Meteu-lhe as garras e prostrou-a no leito de dores. A febre consumia todos os
seus ossos e, dentro de poucos dias, de toda a sua beleza não restava mais que
um rosto lívido e um punhado de ossos descarnados.
E por detrás da enfermidade apresentou-se, com sua terrível
caveira e com seus ossos esqueléticos, a morte. Aquela jovem não contava mais
que vinte anos e, no entanto, tinha de despedir-se da vida e de todas as coisas
mundanas que tanto amava.
Disseram-lhe com delicadas palavras que o seu estado era muito
grave e que, por isso, devia preparar-se para comparecer diante de Deus... A
vaidosa jovem lançou um grito de dor. Olhou para trás e viu que perdera
tristemente a vida esquecendo-se de Deus... Olhou para frente e compreendeu que
estava a dois passos do Juiz dos céus e da terra, a quem terá de dar contas de
todas as suas vaidades... Estava às portas do céu ou do inferno!

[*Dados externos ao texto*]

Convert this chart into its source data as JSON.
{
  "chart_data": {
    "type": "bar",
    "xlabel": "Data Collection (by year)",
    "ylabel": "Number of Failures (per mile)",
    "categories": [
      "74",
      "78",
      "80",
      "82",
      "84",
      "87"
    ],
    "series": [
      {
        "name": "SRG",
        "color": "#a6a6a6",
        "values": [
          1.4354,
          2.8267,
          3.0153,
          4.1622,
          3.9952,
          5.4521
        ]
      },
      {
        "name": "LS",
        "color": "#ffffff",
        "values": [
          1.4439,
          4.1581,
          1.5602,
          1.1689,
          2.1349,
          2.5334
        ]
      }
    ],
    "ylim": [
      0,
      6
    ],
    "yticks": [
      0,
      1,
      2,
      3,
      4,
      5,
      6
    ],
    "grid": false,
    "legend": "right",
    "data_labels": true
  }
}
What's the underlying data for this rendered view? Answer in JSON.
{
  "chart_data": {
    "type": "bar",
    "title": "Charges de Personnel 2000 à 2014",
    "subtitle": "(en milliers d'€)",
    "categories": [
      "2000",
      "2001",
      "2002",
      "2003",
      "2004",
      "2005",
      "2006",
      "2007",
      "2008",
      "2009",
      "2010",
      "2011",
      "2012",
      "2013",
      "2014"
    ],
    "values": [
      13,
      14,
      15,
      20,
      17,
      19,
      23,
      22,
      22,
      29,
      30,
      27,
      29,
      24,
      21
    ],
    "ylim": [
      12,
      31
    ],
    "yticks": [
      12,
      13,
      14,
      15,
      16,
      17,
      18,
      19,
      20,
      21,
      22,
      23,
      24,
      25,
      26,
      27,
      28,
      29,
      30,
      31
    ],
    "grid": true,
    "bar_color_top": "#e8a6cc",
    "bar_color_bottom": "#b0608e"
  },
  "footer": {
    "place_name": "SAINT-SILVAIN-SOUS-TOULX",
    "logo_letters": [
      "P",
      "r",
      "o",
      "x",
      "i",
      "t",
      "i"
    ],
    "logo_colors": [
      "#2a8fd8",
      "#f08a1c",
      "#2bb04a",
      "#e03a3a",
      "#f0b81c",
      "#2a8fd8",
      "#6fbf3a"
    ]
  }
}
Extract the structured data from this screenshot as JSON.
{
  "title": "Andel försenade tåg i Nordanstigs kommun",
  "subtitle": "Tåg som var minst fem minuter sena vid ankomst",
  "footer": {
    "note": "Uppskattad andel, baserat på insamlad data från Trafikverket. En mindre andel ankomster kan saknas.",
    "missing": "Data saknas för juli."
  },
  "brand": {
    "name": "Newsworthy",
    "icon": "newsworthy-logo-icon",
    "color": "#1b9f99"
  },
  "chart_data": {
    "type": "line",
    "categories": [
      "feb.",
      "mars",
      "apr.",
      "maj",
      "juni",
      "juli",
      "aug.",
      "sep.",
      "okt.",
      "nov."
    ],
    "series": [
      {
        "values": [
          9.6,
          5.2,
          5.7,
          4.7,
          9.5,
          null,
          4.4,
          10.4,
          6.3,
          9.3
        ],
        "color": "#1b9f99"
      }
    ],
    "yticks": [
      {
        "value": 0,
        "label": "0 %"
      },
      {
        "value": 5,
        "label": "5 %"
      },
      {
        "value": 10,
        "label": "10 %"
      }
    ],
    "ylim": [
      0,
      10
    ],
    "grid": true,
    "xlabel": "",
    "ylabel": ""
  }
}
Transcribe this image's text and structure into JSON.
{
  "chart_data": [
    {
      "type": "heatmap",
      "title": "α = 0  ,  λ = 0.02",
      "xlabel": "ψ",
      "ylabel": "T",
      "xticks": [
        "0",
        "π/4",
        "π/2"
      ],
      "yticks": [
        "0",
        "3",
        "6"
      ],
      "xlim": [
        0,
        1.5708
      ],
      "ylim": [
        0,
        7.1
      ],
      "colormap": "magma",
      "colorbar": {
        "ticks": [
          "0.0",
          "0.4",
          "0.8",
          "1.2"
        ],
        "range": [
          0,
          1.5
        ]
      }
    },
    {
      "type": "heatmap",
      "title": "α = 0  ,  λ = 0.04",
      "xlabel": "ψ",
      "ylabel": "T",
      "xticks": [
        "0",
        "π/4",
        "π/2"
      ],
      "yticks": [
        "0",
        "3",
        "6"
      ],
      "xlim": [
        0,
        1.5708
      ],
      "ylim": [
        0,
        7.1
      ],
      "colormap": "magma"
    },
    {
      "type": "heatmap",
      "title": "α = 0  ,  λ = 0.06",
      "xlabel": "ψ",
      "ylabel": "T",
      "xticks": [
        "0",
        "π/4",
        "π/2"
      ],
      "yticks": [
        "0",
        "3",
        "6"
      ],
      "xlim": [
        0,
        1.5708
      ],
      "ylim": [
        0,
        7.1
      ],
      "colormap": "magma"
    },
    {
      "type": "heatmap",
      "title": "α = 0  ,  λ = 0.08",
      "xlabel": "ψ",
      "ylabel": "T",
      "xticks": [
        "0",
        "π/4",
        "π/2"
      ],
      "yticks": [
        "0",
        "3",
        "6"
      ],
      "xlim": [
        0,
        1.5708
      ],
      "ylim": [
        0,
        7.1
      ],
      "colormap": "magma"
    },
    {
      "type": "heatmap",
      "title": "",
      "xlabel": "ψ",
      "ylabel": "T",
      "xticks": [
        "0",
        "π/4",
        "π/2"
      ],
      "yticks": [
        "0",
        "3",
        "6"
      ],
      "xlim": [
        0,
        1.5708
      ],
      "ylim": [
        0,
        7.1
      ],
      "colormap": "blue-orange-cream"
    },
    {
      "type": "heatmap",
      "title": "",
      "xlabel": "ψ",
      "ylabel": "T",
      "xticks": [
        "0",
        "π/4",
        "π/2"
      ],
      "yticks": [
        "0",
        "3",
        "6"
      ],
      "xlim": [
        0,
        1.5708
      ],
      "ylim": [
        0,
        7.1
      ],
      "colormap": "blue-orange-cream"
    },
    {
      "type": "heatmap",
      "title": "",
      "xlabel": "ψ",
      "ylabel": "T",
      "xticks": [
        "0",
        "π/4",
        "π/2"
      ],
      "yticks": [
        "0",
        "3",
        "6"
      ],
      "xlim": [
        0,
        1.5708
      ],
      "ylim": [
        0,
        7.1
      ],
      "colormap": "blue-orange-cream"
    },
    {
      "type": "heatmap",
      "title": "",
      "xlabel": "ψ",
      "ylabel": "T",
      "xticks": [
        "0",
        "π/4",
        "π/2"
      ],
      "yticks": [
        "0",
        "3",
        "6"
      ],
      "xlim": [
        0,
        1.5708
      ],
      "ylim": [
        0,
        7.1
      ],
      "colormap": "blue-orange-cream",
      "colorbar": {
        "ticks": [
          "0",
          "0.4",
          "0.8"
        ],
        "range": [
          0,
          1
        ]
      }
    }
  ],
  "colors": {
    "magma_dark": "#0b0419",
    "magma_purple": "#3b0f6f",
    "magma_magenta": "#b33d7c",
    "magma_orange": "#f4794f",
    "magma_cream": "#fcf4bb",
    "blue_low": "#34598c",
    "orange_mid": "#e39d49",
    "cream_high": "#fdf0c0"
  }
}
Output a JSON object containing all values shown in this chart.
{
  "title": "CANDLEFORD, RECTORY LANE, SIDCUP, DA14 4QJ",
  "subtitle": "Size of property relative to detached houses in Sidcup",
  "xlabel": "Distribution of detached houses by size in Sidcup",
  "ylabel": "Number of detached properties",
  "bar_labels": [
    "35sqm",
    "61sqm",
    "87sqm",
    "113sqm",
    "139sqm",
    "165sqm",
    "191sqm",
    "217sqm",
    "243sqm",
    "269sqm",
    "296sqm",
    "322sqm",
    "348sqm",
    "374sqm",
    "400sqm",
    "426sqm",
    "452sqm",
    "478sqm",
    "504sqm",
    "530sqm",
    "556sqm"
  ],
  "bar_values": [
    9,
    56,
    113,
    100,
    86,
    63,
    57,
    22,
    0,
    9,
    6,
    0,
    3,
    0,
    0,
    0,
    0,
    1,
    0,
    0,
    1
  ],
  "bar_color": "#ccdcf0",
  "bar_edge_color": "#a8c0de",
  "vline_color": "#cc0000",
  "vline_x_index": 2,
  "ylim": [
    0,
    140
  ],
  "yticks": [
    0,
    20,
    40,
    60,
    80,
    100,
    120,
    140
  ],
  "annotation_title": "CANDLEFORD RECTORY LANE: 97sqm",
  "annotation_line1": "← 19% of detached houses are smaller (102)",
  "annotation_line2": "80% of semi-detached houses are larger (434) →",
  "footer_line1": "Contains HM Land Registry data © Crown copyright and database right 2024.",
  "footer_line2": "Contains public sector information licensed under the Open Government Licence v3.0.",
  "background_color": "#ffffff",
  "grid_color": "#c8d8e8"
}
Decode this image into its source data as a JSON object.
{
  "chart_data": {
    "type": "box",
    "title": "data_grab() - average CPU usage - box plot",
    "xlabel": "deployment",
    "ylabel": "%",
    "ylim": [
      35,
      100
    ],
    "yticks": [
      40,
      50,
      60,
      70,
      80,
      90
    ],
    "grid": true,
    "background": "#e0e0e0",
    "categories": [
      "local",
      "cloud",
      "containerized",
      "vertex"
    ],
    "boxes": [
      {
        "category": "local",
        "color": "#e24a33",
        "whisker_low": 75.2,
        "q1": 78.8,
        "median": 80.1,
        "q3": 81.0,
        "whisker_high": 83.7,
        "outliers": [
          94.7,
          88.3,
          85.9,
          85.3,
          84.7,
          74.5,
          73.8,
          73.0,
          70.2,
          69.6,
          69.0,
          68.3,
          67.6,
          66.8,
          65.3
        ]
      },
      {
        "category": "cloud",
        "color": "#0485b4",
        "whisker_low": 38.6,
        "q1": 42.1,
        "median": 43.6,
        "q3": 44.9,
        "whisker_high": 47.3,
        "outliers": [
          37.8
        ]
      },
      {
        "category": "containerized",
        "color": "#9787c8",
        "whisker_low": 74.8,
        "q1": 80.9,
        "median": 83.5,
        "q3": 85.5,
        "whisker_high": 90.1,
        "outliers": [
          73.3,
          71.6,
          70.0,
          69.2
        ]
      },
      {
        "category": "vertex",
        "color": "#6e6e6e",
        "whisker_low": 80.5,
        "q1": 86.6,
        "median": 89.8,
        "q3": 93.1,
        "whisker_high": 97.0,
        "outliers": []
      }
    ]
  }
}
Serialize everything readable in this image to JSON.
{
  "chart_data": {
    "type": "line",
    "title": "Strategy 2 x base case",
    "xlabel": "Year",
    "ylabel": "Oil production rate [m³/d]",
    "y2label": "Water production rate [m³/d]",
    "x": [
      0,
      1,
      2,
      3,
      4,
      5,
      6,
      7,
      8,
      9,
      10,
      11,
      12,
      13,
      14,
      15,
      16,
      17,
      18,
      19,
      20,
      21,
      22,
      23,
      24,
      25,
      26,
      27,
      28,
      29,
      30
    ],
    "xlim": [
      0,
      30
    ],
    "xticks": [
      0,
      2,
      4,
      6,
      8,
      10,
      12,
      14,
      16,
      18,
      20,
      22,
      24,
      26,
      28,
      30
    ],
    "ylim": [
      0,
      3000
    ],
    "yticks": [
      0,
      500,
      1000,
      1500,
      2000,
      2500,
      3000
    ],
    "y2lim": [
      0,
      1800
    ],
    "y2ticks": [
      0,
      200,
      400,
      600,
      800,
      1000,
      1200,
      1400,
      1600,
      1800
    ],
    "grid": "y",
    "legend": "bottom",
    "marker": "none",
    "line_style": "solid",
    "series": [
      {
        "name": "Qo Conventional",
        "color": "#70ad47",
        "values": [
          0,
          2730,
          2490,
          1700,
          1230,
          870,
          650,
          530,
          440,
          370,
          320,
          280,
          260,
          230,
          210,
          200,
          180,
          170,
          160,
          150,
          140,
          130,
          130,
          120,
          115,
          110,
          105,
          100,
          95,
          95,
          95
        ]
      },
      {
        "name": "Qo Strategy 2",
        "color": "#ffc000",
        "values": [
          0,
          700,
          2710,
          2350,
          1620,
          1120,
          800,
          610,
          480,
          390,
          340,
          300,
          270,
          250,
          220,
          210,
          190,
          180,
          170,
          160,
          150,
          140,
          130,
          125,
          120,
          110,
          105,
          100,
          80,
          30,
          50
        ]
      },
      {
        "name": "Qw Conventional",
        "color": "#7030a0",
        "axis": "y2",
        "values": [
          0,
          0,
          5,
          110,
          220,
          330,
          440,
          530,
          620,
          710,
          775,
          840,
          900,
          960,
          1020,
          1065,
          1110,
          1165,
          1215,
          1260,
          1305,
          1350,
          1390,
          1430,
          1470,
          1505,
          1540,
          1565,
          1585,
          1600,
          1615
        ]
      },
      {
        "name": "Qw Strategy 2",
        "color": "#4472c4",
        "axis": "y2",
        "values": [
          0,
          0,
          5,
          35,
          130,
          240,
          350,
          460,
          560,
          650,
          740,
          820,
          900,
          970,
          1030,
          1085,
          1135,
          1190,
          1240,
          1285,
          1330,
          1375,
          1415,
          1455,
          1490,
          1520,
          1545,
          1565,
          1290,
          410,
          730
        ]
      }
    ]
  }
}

A consciência dizia-lhe aos gritos que muito tinha que temer por
sua salvação eterna...
A febre converteu-lhe a cabeça numa fornalha de fogo. Saltou da
cama, abriu seus cofres e seus armários, tirou os vestidos mais preciosos e as
jóias mais ricas e começou a vestir-se e a enfeitar-se como naquelas noites em
que se preparava para ir aos bailes e teatros... Como louca, e sustentada pela
mesma febre, penteou-se e arranjou-se com toda a elegância... Contemplou-se ao
espelho e pôs-se a exclamar: “Como sou formosa! Como sou formosa!... E queriam
enterrar-me a mim, a mulher mais formosa do mundo! Não, não... quero viver,
quero viver... Venham minhas jóias, minhas pérolas, meus vestidos, meu anéis,
minhas pulseiras, meus colares...”
E fora de si, arrojava-se a todos os seus cofres, armários e
baús, e tirava os seus tesouros e apertava-os contra o coração e
beijava-os com loucura...
Sim, estava louca! E louca continuou por alguns dias, e louca
morreu... E metida num caixão, e vestida com uma pobre mortalha, levaram-na à
sepultura.
Eis aí a verdade: A vaidade humana tem que deixar todos os seus
tesouros nas garras frias e cruéis da morte.